Updated On: 29 June, 2021 08:27 AM IST | Mumbai | Mohar Basu
There is just one problem in this well-intentioned, well-directed, well-performed series. It’s pace doesn’t live up to the expectation of what a regular web audience might expect. By design, it’s an episodic series far removed from the tonality of Zindagi’s 2020 hit Churails, which was an out-and-out web show.

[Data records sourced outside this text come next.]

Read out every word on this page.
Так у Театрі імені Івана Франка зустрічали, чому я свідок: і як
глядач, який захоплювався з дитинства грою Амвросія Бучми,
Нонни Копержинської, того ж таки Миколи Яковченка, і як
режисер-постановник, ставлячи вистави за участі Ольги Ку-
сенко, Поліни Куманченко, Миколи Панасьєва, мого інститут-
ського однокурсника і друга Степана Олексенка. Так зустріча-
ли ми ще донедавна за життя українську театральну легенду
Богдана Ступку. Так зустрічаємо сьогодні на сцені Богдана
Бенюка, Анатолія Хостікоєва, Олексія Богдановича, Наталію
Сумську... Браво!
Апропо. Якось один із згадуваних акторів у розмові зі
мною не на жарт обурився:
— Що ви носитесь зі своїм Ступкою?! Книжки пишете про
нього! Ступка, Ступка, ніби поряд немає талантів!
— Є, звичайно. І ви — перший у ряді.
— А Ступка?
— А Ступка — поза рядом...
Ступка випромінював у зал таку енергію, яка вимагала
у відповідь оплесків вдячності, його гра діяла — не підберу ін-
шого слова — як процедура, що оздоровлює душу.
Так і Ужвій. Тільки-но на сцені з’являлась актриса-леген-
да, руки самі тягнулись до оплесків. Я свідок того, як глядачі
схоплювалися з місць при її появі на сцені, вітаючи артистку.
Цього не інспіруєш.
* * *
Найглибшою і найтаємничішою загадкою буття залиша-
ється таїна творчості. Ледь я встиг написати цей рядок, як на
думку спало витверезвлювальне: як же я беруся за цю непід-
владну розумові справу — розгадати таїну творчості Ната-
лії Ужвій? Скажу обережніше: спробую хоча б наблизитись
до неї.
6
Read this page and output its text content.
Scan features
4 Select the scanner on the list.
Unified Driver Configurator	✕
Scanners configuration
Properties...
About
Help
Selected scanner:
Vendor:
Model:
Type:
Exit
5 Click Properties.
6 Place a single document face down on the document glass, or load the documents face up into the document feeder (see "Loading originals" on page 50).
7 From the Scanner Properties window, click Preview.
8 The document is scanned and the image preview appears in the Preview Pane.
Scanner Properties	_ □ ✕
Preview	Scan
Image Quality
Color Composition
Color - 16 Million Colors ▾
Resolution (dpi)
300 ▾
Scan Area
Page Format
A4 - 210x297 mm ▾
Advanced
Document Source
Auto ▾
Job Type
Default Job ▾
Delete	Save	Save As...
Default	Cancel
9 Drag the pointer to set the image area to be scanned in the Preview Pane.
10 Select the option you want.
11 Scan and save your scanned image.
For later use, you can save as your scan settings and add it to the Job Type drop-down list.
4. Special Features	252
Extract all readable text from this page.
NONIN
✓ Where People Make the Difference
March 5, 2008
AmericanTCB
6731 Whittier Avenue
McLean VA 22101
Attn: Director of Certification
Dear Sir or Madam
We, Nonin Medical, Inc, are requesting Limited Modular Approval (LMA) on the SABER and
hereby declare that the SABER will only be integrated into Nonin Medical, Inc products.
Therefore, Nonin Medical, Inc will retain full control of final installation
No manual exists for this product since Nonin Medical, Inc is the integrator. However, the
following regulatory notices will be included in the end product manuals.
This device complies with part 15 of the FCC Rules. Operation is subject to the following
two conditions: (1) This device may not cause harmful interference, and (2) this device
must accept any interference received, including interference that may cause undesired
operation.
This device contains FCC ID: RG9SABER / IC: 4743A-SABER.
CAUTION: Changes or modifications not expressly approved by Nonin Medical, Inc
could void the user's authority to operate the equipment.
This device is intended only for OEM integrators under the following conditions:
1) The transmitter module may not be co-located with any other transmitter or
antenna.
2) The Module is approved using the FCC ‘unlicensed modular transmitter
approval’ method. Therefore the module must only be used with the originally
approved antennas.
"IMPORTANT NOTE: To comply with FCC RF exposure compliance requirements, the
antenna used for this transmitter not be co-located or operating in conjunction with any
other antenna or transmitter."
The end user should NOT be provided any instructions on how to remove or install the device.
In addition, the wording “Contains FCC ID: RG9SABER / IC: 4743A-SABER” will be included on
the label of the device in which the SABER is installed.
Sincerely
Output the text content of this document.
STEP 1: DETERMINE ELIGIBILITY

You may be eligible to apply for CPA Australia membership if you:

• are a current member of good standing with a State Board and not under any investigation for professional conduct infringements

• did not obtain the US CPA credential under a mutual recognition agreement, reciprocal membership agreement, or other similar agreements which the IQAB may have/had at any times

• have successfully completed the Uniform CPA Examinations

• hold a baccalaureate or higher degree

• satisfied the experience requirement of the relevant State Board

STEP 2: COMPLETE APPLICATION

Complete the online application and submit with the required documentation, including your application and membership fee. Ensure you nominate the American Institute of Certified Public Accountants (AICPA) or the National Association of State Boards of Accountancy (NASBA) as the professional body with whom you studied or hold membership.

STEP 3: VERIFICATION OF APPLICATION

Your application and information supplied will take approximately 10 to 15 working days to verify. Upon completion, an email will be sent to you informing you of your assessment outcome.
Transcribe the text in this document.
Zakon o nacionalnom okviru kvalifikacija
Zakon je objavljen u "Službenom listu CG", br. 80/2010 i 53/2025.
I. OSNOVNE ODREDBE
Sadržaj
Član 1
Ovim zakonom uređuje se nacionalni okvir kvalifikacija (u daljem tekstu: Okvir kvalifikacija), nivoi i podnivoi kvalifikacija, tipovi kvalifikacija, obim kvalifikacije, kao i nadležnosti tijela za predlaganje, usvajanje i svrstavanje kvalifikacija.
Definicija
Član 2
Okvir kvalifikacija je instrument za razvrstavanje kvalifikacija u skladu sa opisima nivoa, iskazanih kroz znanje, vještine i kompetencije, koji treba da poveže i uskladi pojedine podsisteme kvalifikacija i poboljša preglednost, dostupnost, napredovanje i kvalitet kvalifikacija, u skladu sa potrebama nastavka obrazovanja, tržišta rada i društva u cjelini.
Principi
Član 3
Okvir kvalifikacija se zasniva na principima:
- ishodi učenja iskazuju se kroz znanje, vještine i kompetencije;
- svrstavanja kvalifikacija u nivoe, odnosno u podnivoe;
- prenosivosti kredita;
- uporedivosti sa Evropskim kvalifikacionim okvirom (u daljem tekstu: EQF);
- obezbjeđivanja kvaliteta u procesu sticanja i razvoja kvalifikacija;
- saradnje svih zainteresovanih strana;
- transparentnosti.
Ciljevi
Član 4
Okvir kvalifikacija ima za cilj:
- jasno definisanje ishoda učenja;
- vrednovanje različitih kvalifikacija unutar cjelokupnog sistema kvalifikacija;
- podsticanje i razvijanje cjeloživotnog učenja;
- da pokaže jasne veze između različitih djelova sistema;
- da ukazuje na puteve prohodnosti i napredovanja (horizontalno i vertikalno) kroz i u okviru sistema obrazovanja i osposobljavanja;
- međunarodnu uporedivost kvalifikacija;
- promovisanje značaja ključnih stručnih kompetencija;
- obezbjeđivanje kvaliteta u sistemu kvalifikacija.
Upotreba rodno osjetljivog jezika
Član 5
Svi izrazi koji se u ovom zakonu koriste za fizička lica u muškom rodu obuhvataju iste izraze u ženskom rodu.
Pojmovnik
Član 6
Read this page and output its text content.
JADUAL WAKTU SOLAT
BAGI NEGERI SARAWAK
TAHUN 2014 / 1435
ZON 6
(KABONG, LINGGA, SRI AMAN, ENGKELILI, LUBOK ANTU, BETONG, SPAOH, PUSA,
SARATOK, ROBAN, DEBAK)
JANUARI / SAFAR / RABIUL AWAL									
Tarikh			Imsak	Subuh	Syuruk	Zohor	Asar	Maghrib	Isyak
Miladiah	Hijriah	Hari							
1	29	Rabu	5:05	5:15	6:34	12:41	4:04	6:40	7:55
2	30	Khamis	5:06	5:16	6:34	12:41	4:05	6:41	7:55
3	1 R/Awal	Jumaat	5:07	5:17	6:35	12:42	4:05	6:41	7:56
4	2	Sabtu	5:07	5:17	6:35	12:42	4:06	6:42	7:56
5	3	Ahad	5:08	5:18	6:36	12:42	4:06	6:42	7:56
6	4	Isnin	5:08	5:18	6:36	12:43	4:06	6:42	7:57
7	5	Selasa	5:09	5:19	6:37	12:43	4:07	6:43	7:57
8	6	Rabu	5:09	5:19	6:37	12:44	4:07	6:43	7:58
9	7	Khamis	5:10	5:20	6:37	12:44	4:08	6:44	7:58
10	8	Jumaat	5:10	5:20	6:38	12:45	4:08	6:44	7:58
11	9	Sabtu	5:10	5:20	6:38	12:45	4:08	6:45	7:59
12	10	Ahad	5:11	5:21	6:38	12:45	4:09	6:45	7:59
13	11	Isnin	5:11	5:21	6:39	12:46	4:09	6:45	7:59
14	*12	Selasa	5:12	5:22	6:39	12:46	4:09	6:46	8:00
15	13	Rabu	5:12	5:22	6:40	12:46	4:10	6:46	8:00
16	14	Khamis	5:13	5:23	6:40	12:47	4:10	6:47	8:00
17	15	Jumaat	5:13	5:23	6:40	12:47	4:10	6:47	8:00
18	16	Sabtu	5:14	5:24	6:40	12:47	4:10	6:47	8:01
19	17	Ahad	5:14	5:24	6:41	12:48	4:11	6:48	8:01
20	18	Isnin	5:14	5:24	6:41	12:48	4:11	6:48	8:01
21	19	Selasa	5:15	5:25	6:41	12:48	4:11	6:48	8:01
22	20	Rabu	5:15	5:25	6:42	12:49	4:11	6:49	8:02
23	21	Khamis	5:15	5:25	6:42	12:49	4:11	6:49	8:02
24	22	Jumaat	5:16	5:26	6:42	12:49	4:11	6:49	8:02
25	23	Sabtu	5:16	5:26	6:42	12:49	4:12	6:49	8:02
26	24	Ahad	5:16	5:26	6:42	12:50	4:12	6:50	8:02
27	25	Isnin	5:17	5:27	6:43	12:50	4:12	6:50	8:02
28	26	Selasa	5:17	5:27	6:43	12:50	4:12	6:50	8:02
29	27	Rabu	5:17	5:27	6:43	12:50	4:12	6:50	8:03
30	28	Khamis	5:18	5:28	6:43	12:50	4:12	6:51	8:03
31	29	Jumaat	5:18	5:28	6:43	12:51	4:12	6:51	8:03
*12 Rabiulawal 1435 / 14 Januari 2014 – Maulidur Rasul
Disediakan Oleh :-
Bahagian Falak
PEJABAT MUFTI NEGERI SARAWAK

A still from `Dhoop Ki Deewar`
There’s a scene in one of the episodes of Zindagi’s latest offering `Dhoop Ki Deewar` that beautifully explains its overarching theme. Two women, whose husbands were recently martyred, are seen discussing the loneliness in their lives, the pain in their hearts, their empty beds and the memories of their late spouses that’s getting them by each day. As they break down eventually in the scene, one realises that the casualties of wars aren’t the soldiers but their families who have to live for the rest of their lives, holding onto the memories of their loved ones. Given the drama around the series in Pakistan, one may assume the contents of the show to be mighty explosive. But as the episodes went by, unspooling the stories of two families - Malhotras and Alis - we realise that at its core, the show is a family drama ( a genre writer Umera Ahmed is a maverick of). It makes some sharp political comments about the mercenary nature of war and its aftermath on those directly affected but Ahmed serves her pleas for peace with a judicious helping of family dynamics, simultaneously tackling patriarchy of South Asian societies. It is in these moments that the writing truly shines. Ahmed highlights the dichotomy of the hate of these two nations, who on one hand can`t see eye to eye with each other but their family issues aren’t very distant. From manipulative relatives descending on the grieving family like hawks hoping to prey on the martyrdom benefits, to the sarkari daftars which are equally lethargic in both countries. Even the saas-bahu sagas are eerily similar.